最新推荐文章于 2023-03-27 17:08:56 发布

snzang

最新推荐文章于 2023-03-27 17:08:56 发布

阅读量486

点赞数

分类专栏：杂项

本文链接：https://blog.csdn.net/azpoiu/article/details/50361876

版权

杂项专栏收录该内容

3 篇文章 0 订阅

订阅专栏

(本文HashMap源码取自AndroidSDK中集成的JDK，与OracleJDK的代码实现有出入，但底层原理思想二者一致)

在讨论HashMap前，有必要先谈谈数组和链表这两种常用数据结构。

数组在内存中开辟的空间是连续的，如果要插入或者删除一个node，那么这个node之后的所有数据都要整体move，但数组的查询快（二分查找）。其特点是：寻址容易，增删困难
链表在内存中离散存储，插入和删除十分轻松，但查询较慢，每次都要从头到尾遍历一遍。
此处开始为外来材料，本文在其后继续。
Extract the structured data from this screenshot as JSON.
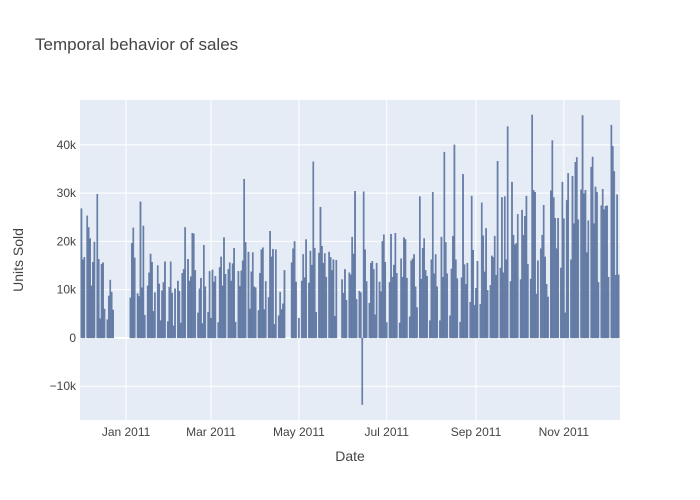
{
  "chart_data": {
    "type": "bar",
    "title": "Temporal behavior of sales",
    "xlabel": "Date",
    "ylabel": "Units Sold",
    "color": "#5b74a0",
    "grid": true,
    "xlim": [
      "2010-11-30",
      "2011-12-10"
    ],
    "xticks": [
      {
        "value": "2011-01-01",
        "label": "Jan 2011"
      },
      {
        "value": "2011-03-01",
        "label": "Mar 2011"
      },
      {
        "value": "2011-05-01",
        "label": "May 2011"
      },
      {
        "value": "2011-07-01",
        "label": "Jul 2011"
      },
      {
        "value": "2011-09-01",
        "label": "Sep 2011"
      },
      {
        "value": "2011-11-01",
        "label": "Nov 2011"
      }
    ],
    "ylim": [
      -17000,
      49300
    ],
    "yticks": [
      {
        "value": -10000,
        "label": "−10k"
      },
      0,
      {
        "value": 10000,
        "label": "10k"
      },
      {
        "value": 20000,
        "label": "20k"
      },
      {
        "value": 30000,
        "label": "30k"
      },
      {
        "value": 40000,
        "label": "40k"
      }
    ],
    "x": [
      "2010-12-01",
      "2010-12-02",
      "2010-12-03",
      "2010-12-05",
      "2010-12-06",
      "2010-12-07",
      "2010-12-08",
      "2010-12-09",
      "2010-12-10",
      "2010-12-12",
      "2010-12-13",
      "2010-12-14",
      "2010-12-15",
      "2010-12-16",
      "2010-12-17",
      "2010-12-19",
      "2010-12-20",
      "2010-12-21",
      "2010-12-22",
      "2010-12-23",
      "2011-01-04",
      "2011-01-05",
      "2011-01-06",
      "2011-01-07",
      "2011-01-09",
      "2011-01-10",
      "2011-01-11",
      "2011-01-12",
      "2011-01-13",
      "2011-01-14",
      "2011-01-16",
      "2011-01-17",
      "2011-01-18",
      "2011-01-19",
      "2011-01-20",
      "2011-01-21",
      "2011-01-23",
      "2011-01-24",
      "2011-01-25",
      "2011-01-26",
      "2011-01-27",
      "2011-01-28",
      "2011-01-30",
      "2011-01-31",
      "2011-02-01",
      "2011-02-02",
      "2011-02-03",
      "2011-02-04",
      "2011-02-06",
      "2011-02-07",
      "2011-02-08",
      "2011-02-09",
      "2011-02-10",
      "2011-02-11",
      "2011-02-13",
      "2011-02-14",
      "2011-02-15",
      "2011-02-16",
      "2011-02-17",
      "2011-02-18",
      "2011-02-20",
      "2011-02-21",
      "2011-02-22",
      "2011-02-23",
      "2011-02-24",
      "2011-02-25",
      "2011-02-27",
      "2011-02-28",
      "2011-03-01",
      "2011-03-02",
      "2011-03-03",
      "2011-03-04",
      "2011-03-06",
      "2011-03-07",
      "2011-03-08",
      "2011-03-09",
      "2011-03-10",
      "2011-03-11",
      "2011-03-13",
      "2011-03-14",
      "2011-03-15",
      "2011-03-16",
      "2011-03-17",
      "2011-03-18",
      "2011-03-20",
      "2011-03-21",
      "2011-03-22",
      "2011-03-23",
      "2011-03-24",
      "2011-03-25",
      "2011-03-27",
      "2011-03-28",
      "2011-03-29",
      "2011-03-30",
      "2011-03-31",
      "2011-04-01",
      "2011-04-03",
      "2011-04-04",
      "2011-04-05",
      "2011-04-06",
      "2011-04-07",
      "2011-04-08",
      "2011-04-10",
      "2011-04-11",
      "2011-04-12",
      "2011-04-13",
      "2011-04-14",
      "2011-04-15",
      "2011-04-17",
      "2011-04-18",
      "2011-04-19",
      "2011-04-20",
      "2011-04-21",
      "2011-04-26",
      "2011-04-27",
      "2011-04-28",
      "2011-04-29",
      "2011-05-01",
      "2011-05-03",
      "2011-05-04",
      "2011-05-05",
      "2011-05-06",
      "2011-05-08",
      "2011-05-09",
      "2011-05-10",
      "2011-05-11",
      "2011-05-12",
      "2011-05-13",
      "2011-05-15",
      "2011-05-16",
      "2011-05-17",
      "2011-05-18",
      "2011-05-19",
      "2011-05-20",
      "2011-05-22",
      "2011-05-23",
      "2011-05-24",
      "2011-05-25",
      "2011-05-26",
      "2011-05-27",
      "2011-05-31",
      "2011-06-01",
      "2011-06-02",
      "2011-06-03",
      "2011-06-05",
      "2011-06-06",
      "2011-06-07",
      "2011-06-08",
      "2011-06-09",
      "2011-06-10",
      "2011-06-12",
      "2011-06-13",
      "2011-06-14",
      "2011-06-15",
      "2011-06-16",
      "2011-06-17",
      "2011-06-19",
      "2011-06-20",
      "2011-06-21",
      "2011-06-22",
      "2011-06-23",
      "2011-06-24",
      "2011-06-26",
      "2011-06-27",
      "2011-06-28",
      "2011-06-29",
      "2011-06-30",
      "2011-07-01",
      "2011-07-03",
      "2011-07-04",
      "2011-07-05",
      "2011-07-06",
      "2011-07-07",
      "2011-07-08",
      "2011-07-10",
      "2011-07-11",
      "2011-07-12",
      "2011-07-13",
      "2011-07-14",
      "2011-07-15",
      "2011-07-17",
      "2011-07-18",
      "2011-07-19",
      "2011-07-20",
      "2011-07-21",
      "2011-07-22",
      "2011-07-24",
      "2011-07-25",
      "2011-07-26",
      "2011-07-27",
      "2011-07-28",
      "2011-07-29",
      "2011-07-31",
      "2011-08-01",
      "2011-08-02",
      "2011-08-03",
      "2011-08-04",
      "2011-08-05",
      "2011-08-07",
      "2011-08-08",
      "2011-08-09",
      "2011-08-10",
      "2011-08-11",
      "2011-08-12",
      "2011-08-14",
      "2011-08-15",
      "2011-08-16",
      "2011-08-17",
      "2011-08-18",
      "2011-08-19",
      "2011-08-21",
      "2011-08-22",
      "2011-08-23",
      "2011-08-24",
      "2011-08-25",
      "2011-08-26",
      "2011-08-28",
      "2011-08-29",
      "2011-08-30",
      "2011-08-31",
      "2011-09-01",
      "2011-09-02",
      "2011-09-04",
      "2011-09-05",
      "2011-09-06",
      "2011-09-07",
      "2011-09-08",
      "2011-09-09",
      "2011-09-11",
      "2011-09-12",
      "2011-09-13",
      "2011-09-14",
      "2011-09-15",
      "2011-09-16",
      "2011-09-18",
      "2011-09-19",
      "2011-09-20",
      "2011-09-21",
      "2011-09-22",
      "2011-09-23",
      "2011-09-25",
      "2011-09-26",
      "2011-09-27",
      "2011-09-28",
      "2011-09-29",
      "2011-09-30",
      "2011-10-02",
      "2011-10-03",
      "2011-10-04",
      "2011-10-05",
      "2011-10-06",
      "2011-10-07",
      "2011-10-09",
      "2011-10-10",
      "2011-10-11",
      "2011-10-12",
      "2011-10-13",
      "2011-10-14",
      "2011-10-16",
      "2011-10-17",
      "2011-10-18",
      "2011-10-19",
      "2011-10-20",
      "2011-10-21",
      "2011-10-23",
      "2011-10-24",
      "2011-10-25",
      "2011-10-26",
      "2011-10-27",
      "2011-10-28",
      "2011-10-30",
      "2011-10-31",
      "2011-11-01",
      "2011-11-02",
      "2011-11-03",
      "2011-11-04",
      "2011-11-06",
      "2011-11-07",
      "2011-11-08",
      "2011-11-09",
      "2011-11-10",
      "2011-11-11",
      "2011-11-13",
      "2011-11-14",
      "2011-11-15",
      "2011-11-16",
      "2011-11-17",
      "2011-11-18",
      "2011-11-20",
      "2011-11-21",
      "2011-11-22",
      "2011-11-23",
      "2011-11-24",
      "2011-11-25",
      "2011-11-27",
      "2011-11-28",
      "2011-11-29",
      "2011-11-30",
      "2011-12-01",
      "2011-12-02",
      "2011-12-04",
      "2011-12-05",
      "2011-12-06",
      "2011-12-07",
      "2011-12-08",
      "2011-12-09"
    ],
    "values": [
      26800,
      16200,
      16700,
      25300,
      22900,
      20600,
      10800,
      15700,
      19900,
      29800,
      16300,
      4000,
      15300,
      15600,
      6000,
      3800,
      8700,
      12000,
      9500,
      5800,
      8300,
      19600,
      22800,
      16600,
      9200,
      8600,
      28200,
      10400,
      23200,
      4700,
      10800,
      13500,
      17400,
      15700,
      5500,
      9400,
      15000,
      11200,
      3600,
      9800,
      11500,
      15800,
      3400,
      10500,
      15800,
      9300,
      2500,
      10200,
      11800,
      9700,
      3100,
      13400,
      14200,
      22900,
      16300,
      11800,
      12700,
      21700,
      21600,
      14000,
      5200,
      10200,
      12400,
      3000,
      19200,
      10600,
      5300,
      13800,
      4100,
      14100,
      11600,
      12800,
      3200,
      14600,
      16800,
      10800,
      20800,
      13200,
      14200,
      15600,
      11800,
      15400,
      18600,
      3300,
      13800,
      10700,
      13900,
      16000,
      32900,
      19800,
      17800,
      6000,
      13700,
      17700,
      10600,
      10400,
      5700,
      13400,
      18300,
      18700,
      5900,
      11700,
      8400,
      22100,
      16800,
      18400,
      2800,
      18300,
      4600,
      9500,
      5900,
      7100,
      14000,
      15600,
      18500,
      20000,
      11600,
      4100,
      11800,
      17300,
      12500,
      20400,
      11400,
      18000,
      15100,
      36500,
      18600,
      5300,
      17600,
      27100,
      19000,
      15500,
      17500,
      12600,
      17800,
      16700,
      14000,
      16200,
      4500,
      16100,
      12100,
      9300,
      14200,
      7800,
      13500,
      13100,
      20900,
      17400,
      30400,
      8000,
      9700,
      9400,
      -13800,
      30300,
      18300,
      11700,
      7200,
      15500,
      15900,
      14200,
      4800,
      15500,
      11600,
      9600,
      20000,
      21400,
      15700,
      3200,
      11500,
      21500,
      12600,
      15100,
      21700,
      13400,
      3100,
      16400,
      12600,
      20800,
      20400,
      12400,
      4400,
      16000,
      16400,
      17300,
      10600,
      6300,
      29300,
      12200,
      18600,
      20600,
      14000,
      12800,
      3600,
      16200,
      30200,
      13300,
      17300,
      10600,
      3600,
      20900,
      12600,
      38500,
      19800,
      13300,
      4600,
      14300,
      21100,
      40000,
      16200,
      12300,
      3300,
      12500,
      33900,
      15200,
      11100,
      15500,
      7400,
      29400,
      18200,
      6800,
      10300,
      15900,
      7000,
      28000,
      21200,
      13700,
      22700,
      9900,
      10900,
      17000,
      16700,
      21100,
      13000,
      36600,
      14500,
      29100,
      13500,
      29300,
      16200,
      43800,
      11700,
      32300,
      21300,
      19300,
      19600,
      25600,
      12100,
      26500,
      21300,
      25200,
      29400,
      15300,
      12200,
      46200,
      30600,
      30200,
      9100,
      16000,
      18500,
      21300,
      27500,
      16800,
      11100,
      8500,
      30500,
      40900,
      29100,
      24800,
      18500,
      24800,
      14500,
      32300,
      24700,
      5200,
      28500,
      34100,
      16200,
      33500,
      23700,
      36400,
      37400,
      24500,
      30700,
      46100,
      29900,
      30600,
      17700,
      24300,
      35400,
      37500,
      23700,
      31300,
      30200,
      11500,
      27400,
      30800,
      26600,
      27300,
      27400,
      12600,
      44100,
      39700,
      34500,
      13000,
      29700,
      13100
    ]
  }
}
其特点是：寻址困难，增删容易

正所谓美美与共天下大同，有木有一种即结合了两者优点又摒弃了两者缺点（寻址容易，增删容易）的数据结构呢？答案就是哈希表。

哈希表有多种不同的实现方案，本文接下来介绍的是最常用的一种（也是JDK中HashMap的实现方案）—— 拉链法，我们可以理解为“数组+链表” 。如图：

Hash表内部原理

HashMap内部其实就是一个Entry数组(table)，数组中每个元素都可以看成一个桶，每一个桶又构成了一条链表。代码如下：

/**
* The hash table. If this hash map contains a mapping for null, it is
* not represented this hash table.
*/
transient HashMapEntry<K, V>[] table;
...

static class HashMapEntry<K, V> implements Entry<K, V> {
    final K key;
    V value;
    final int hash;
    HashMapEntry<K, V> next;
    ...
}

从中我们得知Entry存储的内容有key、value、hash值、和next(下一个Entry)，那么，Entry数组是按什么规则来确定元素的存放下标的呢（或者说是按什么规则将数据放入桶中）？一般情况是通过hash(key)%len获得，也就是拿元素key的哈希值对数组长度取模得到。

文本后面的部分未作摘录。